I received a Ph.D. in Biochemistry in 2006 (Åbo Akademi University, Finland). Since 2008, I have served as group leader in the CDR where he leads the Computational Drug Discovery Group. My main interests are computational drug discovery, molecular modeling, sequence-structure-function relationships in proteins, and membrane proteins (especially G protein-coupled receptors and transporters).

Tiina Sikanen

We develop new in vitro technology for studying the mechanistic basis of the metabolic interactions of drugs with one another and with environmental chemicals, with increasing focus on cytochrome P450 (CYP) metabolism and inter-individual variation in the activity of CYP enzymes (precision medicine). In addition to human health (safety of pharmaceuticals in human use), we research the elimination of pharmaceuticals (in the environment) in nontarget species, with focus on CYP metabolism in fish. Our technological basis relies on the use of microfluidics and polymer microfabrication and biofunctionalization, including a range a custom techniques developed for through-flow, droplet-based and lateral flow enzyme assays as well as for miniaturization of chemical separation systems and detector elements.
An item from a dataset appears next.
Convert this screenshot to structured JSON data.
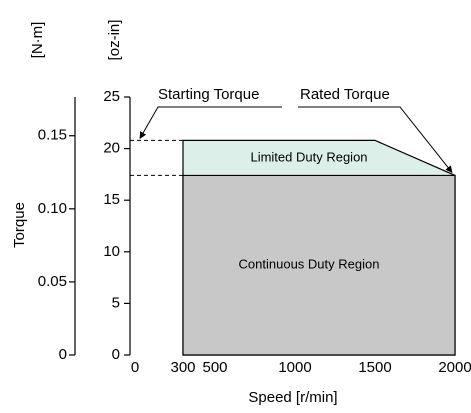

In addition to drug metabolism, we also develop microfluidic cell cultures, i.e., human organ-on-a-chip systems, and study the associated cell-material interactions.

Erik Wallén

Synthetic methods for accessing novel multiply substituted scaffold-based small-molecular compounds for drug discovery. The studied scaffolds include both privileged structures and less studied scaffolds in medicinal chemistry. Recent examples of scaffolds are chromone, quinolone and azulene. There is a special interest in synthesis of analogues of hit compounds, which are challenging to develop into drugs. These include mimicry of peptide motifs with non-peptidic building blocks and synthesis of scaffold-based peptide mimetics. This research also comprises a general interest in heterocycles in medicinal chemistry and synthesizing ring replacements/analogues.

Jari Yli-Kauhaluoma

Focusing on drug discovery and applying and developing methods in synthetic medicinal chemistry, our group is unique at the University of Helsinki in translating the increasing structural information of drug targets or ligands into the synthesis of novel compounds that do not exist in the current commercial compound libraries. These new compounds serve as valuable probes in the research of new drug targets or as chemical entities in the search for novel therapeutic compounds. Beyond medicinal chemistry of antimicrobial and anti-biofilm agents, we focus on protein kinases and chemical induction of cellular reprogramming and differentiation.